With the current backdrop of a rapidly expanding sector, Marcin Bala, CEO of Salumanus, discusses the current trends and future of hyperscale data centres.
According to Synergy Research Group, by the end of 2023, the number of hyperscale data centres surged to 992 from 728 in 2021, hitting over a thousand early in 2024. As the volume of digital data continues to rise unabated, driven by trends such as the IoT, AI and big data analytics, the demand for hyperscale infrastructure will only intensify. To meet this burgeoning demand, hyperscale data centres must expand their footprint, both in terms of physical size and computational capacity, at an unprecedented pace.
The rise of hyperscale data centres
Hyperscale data centres represent a seismic shift in the way we conceptualise and manage data infrastructure. Unlike traditional data centres, which are characterised by a fixed capacity and infrastructure, hyperscale data centres are built to be flexible, scalable and, most importantly, efficient.
Hyperscale facilities are recognised as data centres that are at least 10,000 sqft in size, exceed 5,000 servers and provide at least 40 MW of IT capacity that typically serves enterprise customers.
Edge computing
One of the most significant trends shaping the future of hyperscale data centres is the rise of edge computing. As latency-sensitive applications proliferate and the need for real-time data processing grows, there is a growing imperative to move compute and storage resources closer to the edge of the network.
Edge computing introduces a distributed architecture that complements the centralised nature of hyperscale data centres. Rather than relying solely on a few large data centres located in centralised locations, edge computing extends the reach of computing infrastructure to the network’s edge, closer to where data is generated. This distributed architecture enables faster response times, reduces latency and improves reliability by processing data locally, without the need to transmit it back to centralised data centres for analysis.

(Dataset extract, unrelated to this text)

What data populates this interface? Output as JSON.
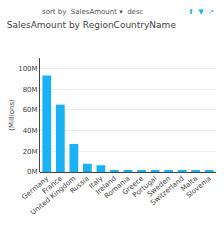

An edge model also creates new opportunities for scalability and flexibility in hyperscale data centre design. By deploying smaller, modular data centre facilities at the edge of the network, hyperscale operators can extend their reach and capacity to meet the growing demand for compute and storage resources in geographically diverse locations.
Sustainability
Today’s data centres require larger fans running at increasingly higher speeds to handle heat generation. This not only creates deafening noise, but it also consumes excessive energy. According to IDC, the worldwide energy consumption of data centres will reach 803 TWh by the year 2027, up from 340 TWh in 2022.
Advanced liquid cooling technology was developed to deal with the supercomputer thermal challenge and is being applied to next-generation data centres’ transport network architecture to significantly lower operating temperatures and cut acoustic noise in half.
A popular strategy among data centre owners is direct-to-chip cooling. This method circulates a liquid coolant directly over a CPU or other heat-generating components, absorbing heat from the equipment, and then uses a heat exchanger to dissipate heat to ambient air or water.
Similarly, immersion cooling involves submerging servers and other IT equipment in a dielectric liquid that is non-conductive. This process can be either single phase, where the coolant stays in liquid form through the entire process, or two-phase, where it’s converted to a gas and then back to a liquid when it is cooled.
AI-driven operations AI and machine learning (ML) will play an increasingly prominent role in the future of hyperscale data centres. By leveraging vast amounts of operational data and telemetry, AI-powered systems will enhance performance, reliability and security while reducing operational costs and downtime.
For example, AI-driven predictive maintenance uses ML algorithms to analyse vast amounts of operational data, such as temperature, humidity, power usage and equipment performance metrics. By identifying patterns and anomalies in this data, AI systems can predict potential equipment failures before they occur, allowing data centre operators to proactively schedule maintenance activities and minimise unplanned downtime.
Similarly, AI-driven security monitoring and threat detection can be used to analyse network traffic, system logs and user behaviour patterns to identify potential security threats and anomalies. By continuously monitoring for suspicious activities and deviations from normal behaviour, AI systems can quickly detect and mitigate security breaches, such as unauthorised access attempts, malware infections or data exfiltration attempts. This proactive approach to cybersecurity enhances the overall resilience and integrity of hyperscale data centre infrastructure.
The future of hyperscale data centres holds immense promise and potential, fuelled by innovation, scalability and adaptability. As digital transformation accelerates and the demand for compute and storage capacity continues to soar, hyperscale data centres will remain at the forefront of powering the digital economy. By embracing emerging technologies, adopting sustainable practices and automating processes, hyperscale data centres will continue to evolve and thrive in the dynamic landscape of the digital age.